Sometimes taking risks can be a good thing. Like building a financial portfolio or going whitewater rafting with friends. Risk in your company's IT environment, however, is never a good thing. Putting sensitive information into the hands of accident-prone or malicious insiders is a terrible idea. You cannot risk mission-critical information and put the security of your company in jeopardy. There are countless examples of organizations that have done this in the past year, and the results of their failure have been smeared all over the media. Because they took a risk and did not secure the inside perimeter of their enterprise, data was leaked and stolen. Information was made available to people with mal-intentions, and cyber criminals are growing all the more powerful. Because this is such a reality in the world today, organizations cannot risk allowing insiders the temptation to steal or manipulate sensitive information. That's where least privilege is an effective solution. By giving only those who need admin rights access to information, in addition to closely monitoring data and the use of it, companies can mitigate the significant risks associated with insiders and sensitive information.

Compliance Carl:

The idea of trust in an organization's IT environment kind of makes me laugh.
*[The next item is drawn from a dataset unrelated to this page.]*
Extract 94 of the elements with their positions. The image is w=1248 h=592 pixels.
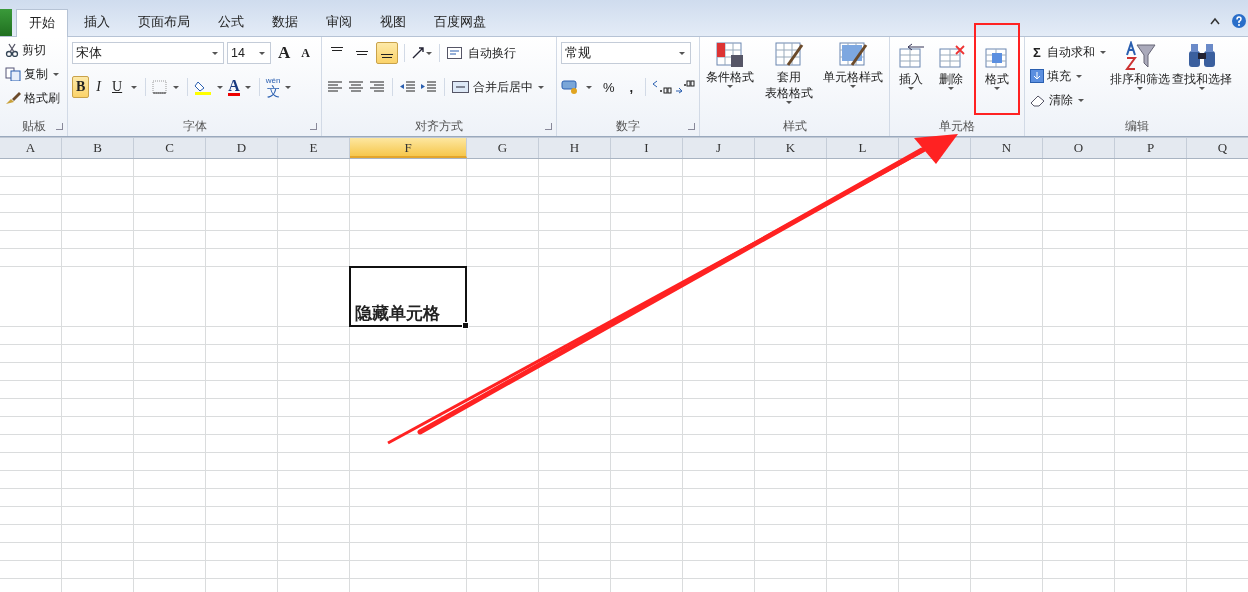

Trust is a great thing, but not plausible whatsoever when talking about the security of mission-critical assets. It's amazing how many times trust is given when asked why certain users have advanced administrative rights. “They've been with the company for so long so I know they're trustworthy” or “I trust them—they would never do anything bad” are just a couple of responses I've heard many times. That fact is this: even trustworthy and well-seasoned employees can have their credential hijacked or make mistakes. Sometimes they have malicious intentions that no one is aware of. There is really no way to know; therefore, all employees in any given company should be treated the same, and in a way that ensures information is kept secure. Least privilege is the answer. In order to be completely compliant, users must only have access to the information they absolutely need. This is especially true in a cloud setting, as there are oft-uncontrolled variables at work. The bottom line is this: least privilege saves money, keeps information secure, and allows your corporation to remain compliant.